The fixed point of the KPZ universality

The vision around the Kardar-Parisi-Zhang (KPZ) universality is to build a theory of fluctuations for randomly growing systems and thus to create a framework, in place of the standard central limit theory, for strongly correlated systems via understanding the interplay between randomness and integrability. The driving force in this endeavour has been so far the KPZ equation, a nonlinear stochastic partial differential equation, proposed in 1986 by Kardar, Parisi and Zhang as the universal, continuum object in this class. Recently, it has been proposed by Matetski-Quastel-Remenik [Acta Mathematica, 2022] that the central, continuum object that captures the full space-time statistics of models in the class is not the KPZ equation but rather the so called KPZ Fixed Point.
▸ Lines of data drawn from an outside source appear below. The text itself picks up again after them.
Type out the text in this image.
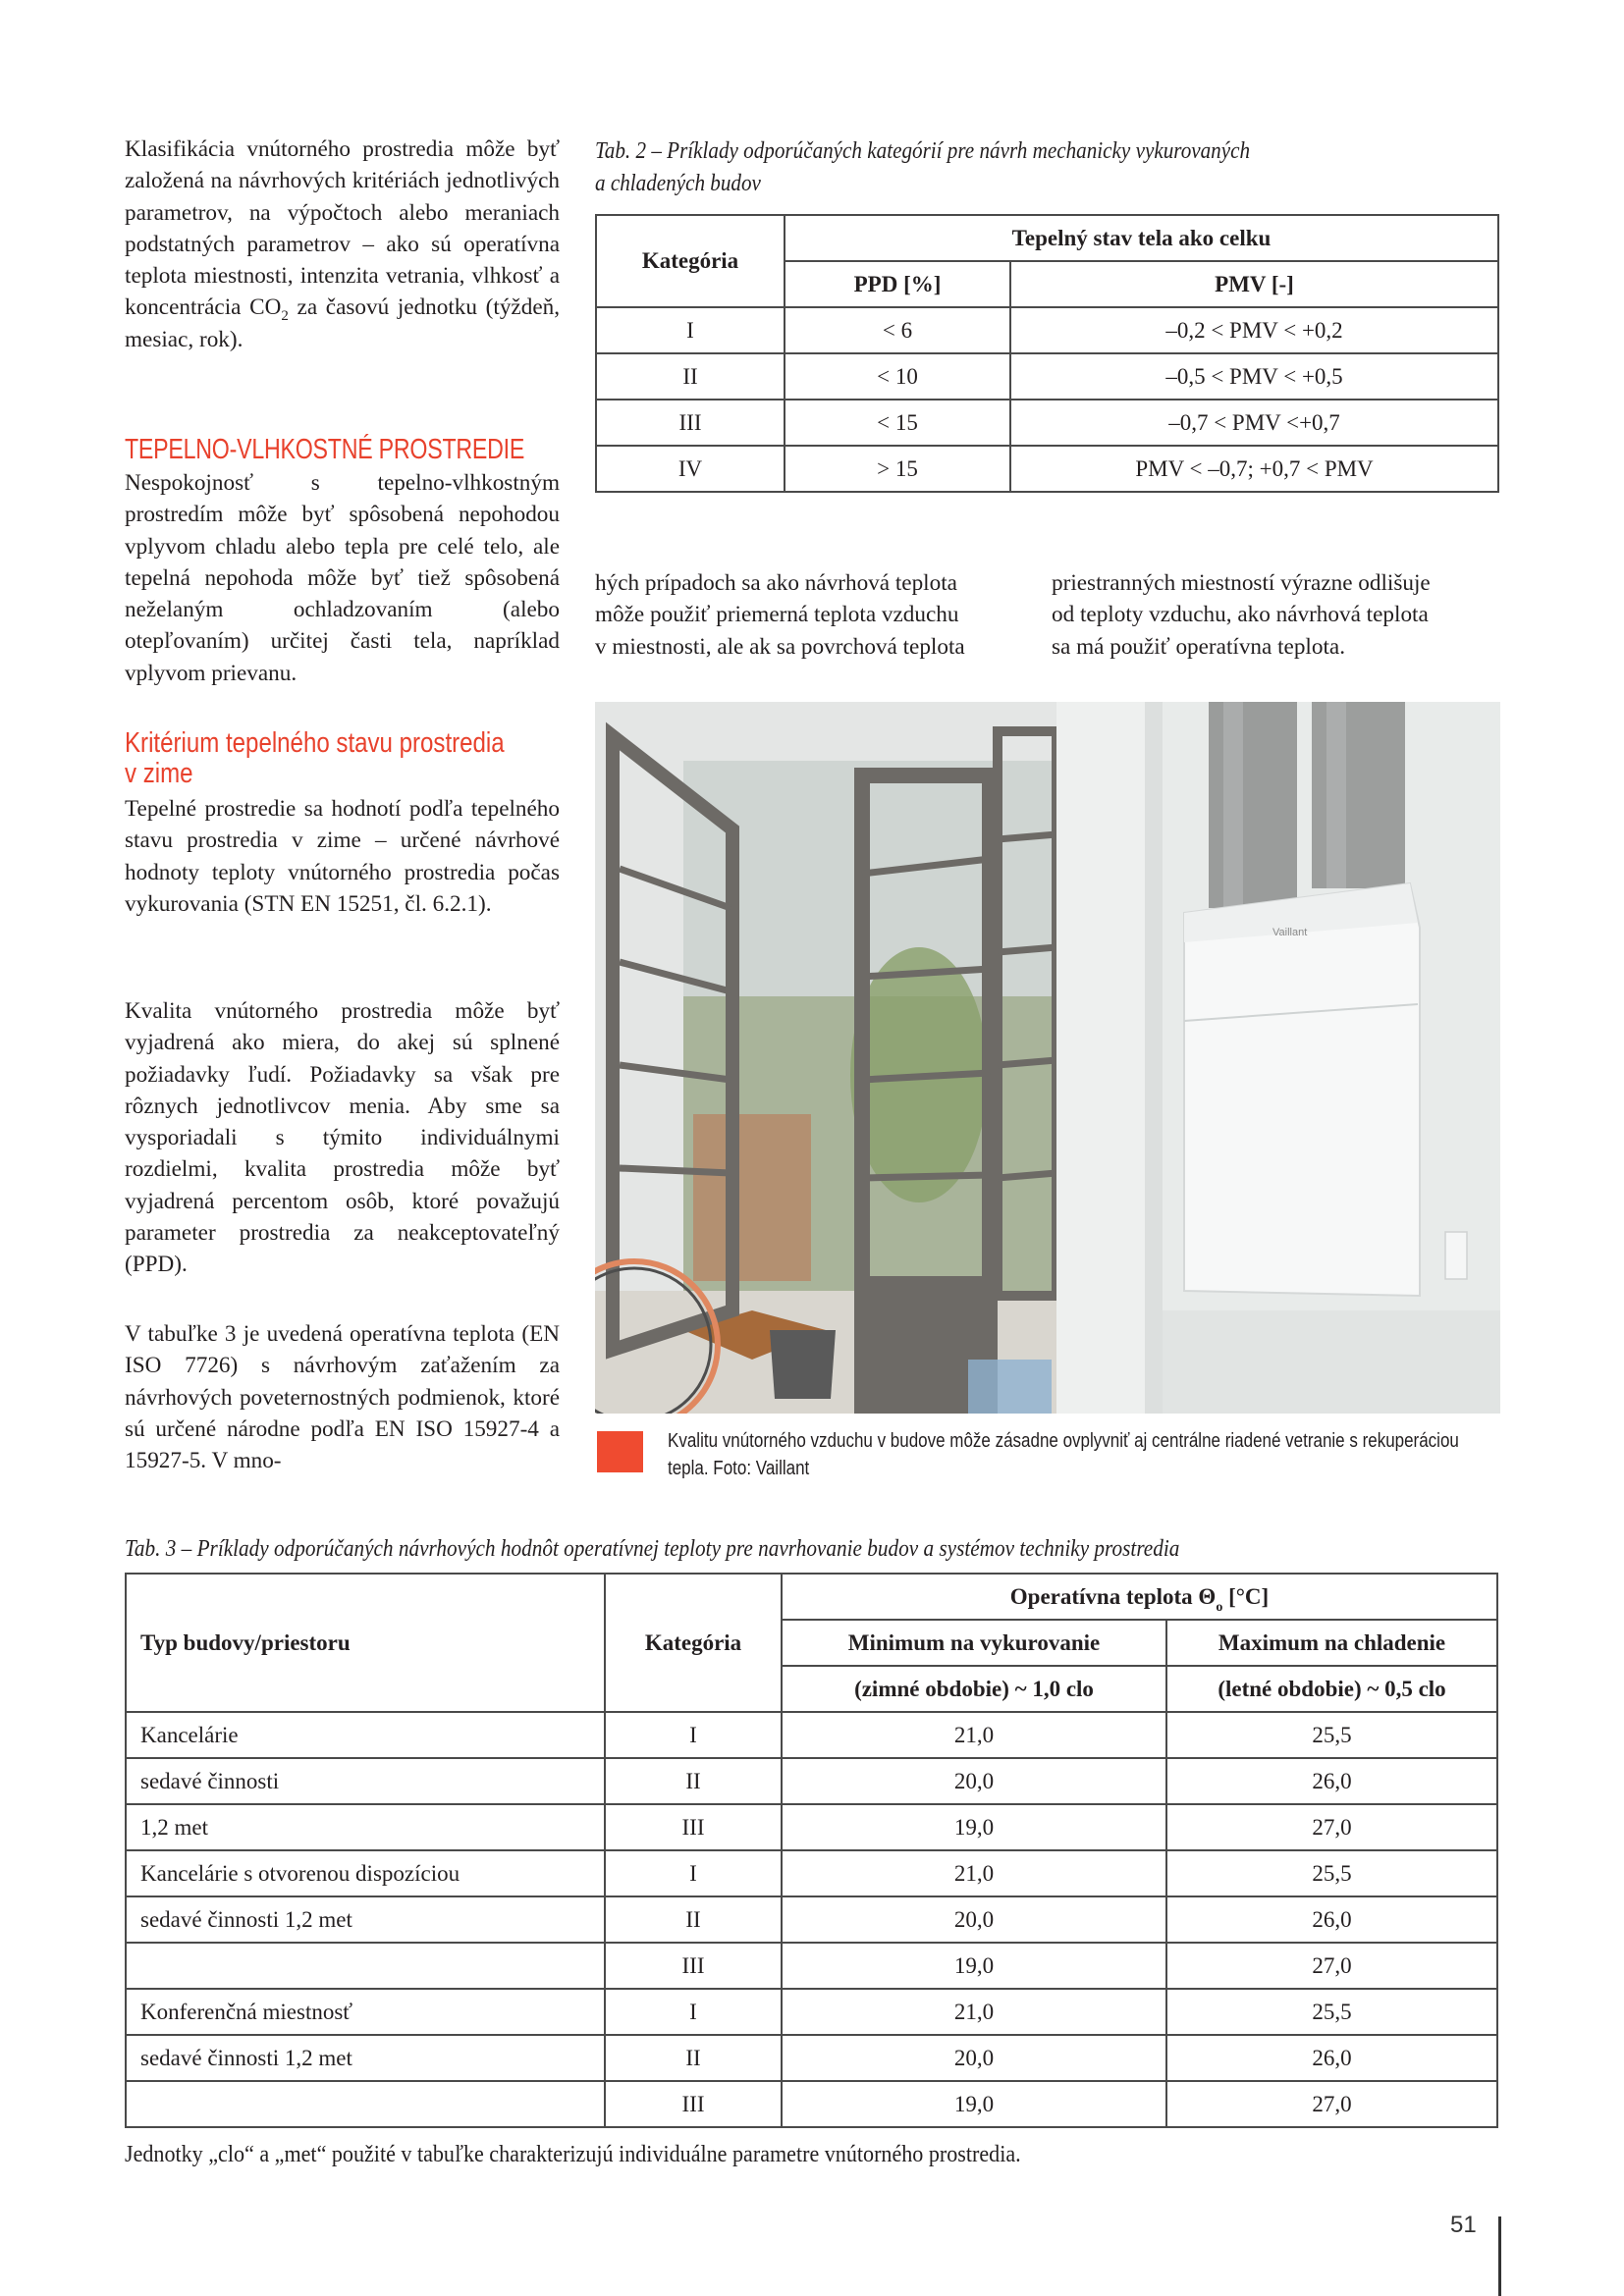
Klasifikácia vnútorného prostredia môže byť založená na návrhových kritériách jednotlivých parametrov, na výpočtoch alebo meraniach podstatných parametrov – ako sú operatívna teplota miestnosti, intenzita vetrania, vlhkosť a koncentrácia $CO_2$ za časovú jednotku (týždeň, mesiac, rok).

TEPELNO-VLHKOSTNÉ PROSTREDIE

Nespokojnosť s tepelno-vlhkostným prostredím môže byť spôsobená nepohodou vplyvom chladu alebo tepla pre celé telo, ale tepelná nepohoda môže byť tiež spôsobená neželaným ochladzovaním (alebo otepľovaním) určitej časti tela, napríklad vplyvom prievanu.

Kritérium tepelného stavu prostredia
v zime

Tepelné prostredie sa hodnotí podľa tepelného stavu prostredia v zime – určené návrhové hodnoty teploty vnútorného prostredia počas vykurovania (STN EN 15251, čl. 6.2.1).

Kvalita vnútorného prostredia môže byť vyjadrená ako miera, do akej sú splnené požiadavky ľudí. Požiadavky sa však pre rôznych jednotlivcov menia. Aby sme sa vysporiadali s týmito individuálnymi rozdielmi, kvalita prostredia môže byť vyjadrená percentom osôb, ktoré považujú parameter prostredia za neakceptovateľný (PPD).

V tabuľke 3 je uvedená operatívna teplota (EN ISO 7726) s návrhovým zaťažením za návrhových poveternostných podmienok, ktoré sú určené národne podľa EN ISO 15927-4 a 15927-5. V mno-

Tab. 2 – Príklady odporúčaných kategórií pre návrh mechanicky vykurovaných

a chladených budov

Kategória	Tepelný stav tela ako celku	
	PPD [%]	PMV [-]
I	< 6	–0,2 < PMV < +0,2
II	< 10	–0,5 < PMV < +0,5
III	< 15	–0,7 < PMV <+0,7
IV	> 15	PMV < –0,7; +0,7 < PMV
hých prípadoch sa ako návrhová teplota
môže použiť priemerná teplota vzduchu
v miestnosti, ale ak sa povrchová teplota
priestranných miestností výrazne odlišuje
od teploty vzduchu, ako návrhová teplota
sa má použiť operatívna teplota.
Vaillant
Kvalitu vnútorného vzduchu v budove môže zásadne ovplyvniť aj centrálne riadené vetranie s rekuperáciou
tepla. Foto: Vaillant

Tab. 3 – Príklady odporúčaných návrhových hodnôt operatívnej teploty pre navrhovanie budov a systémov techniky prostredia

Typ budovy/priestoru	Kategória	Operatívna teplota $\Theta_o$ [°C]	
		Minimum na vykurovanie	Maximum na chladenie
		(zimné obdobie) ~ 1,0 clo	(letné obdobie) ~ 0,5 clo
Kancelárie	I	21,0	25,5
sedavé činnosti	II	20,0	26,0
1,2 met	III	19,0	27,0
Kancelárie s otvorenou dispozíciou	I	21,0	25,5
sedavé činnosti 1,2 met	II	20,0	26,0
	III	19,0	27,0
Konferenčná miestnosť	I	21,0	25,5
sedavé činnosti 1,2 met	II	20,0	26,0
	III	19,0	27,0

Jednotky „clo“ a „met“ použité v tabuľke charakterizujú individuálne parametre vnútorného prostredia.

51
The KPZ Fixed Point was constructed as a suitable scaling limit of one central model of interacting particle systems, the Totally Asymmetric Exclusion Process (TASEP). Crucial towards this construction has been the explicit determinantal structure of TASEP, which allows for the use of powerful determinantal calculus. Some important questions are now raised: Can one broaden the scope of the KPZ fixed point by including in its domain of attraction `non-determinantal' processes? What are the detailed statistics of the KPZ fixed point?

This project aims at expanding the scope of this new object and at understanding its statistical properties by:

1) opening the route to establishing convergence to the KPZ fixed point within a broader class of KPZ models,

2) deriving the temporal statistics of the KPZ fixed point.

The broader outlook of the project is the understanding of the connections between the KPZ fixed point and KPZ structures to integrability.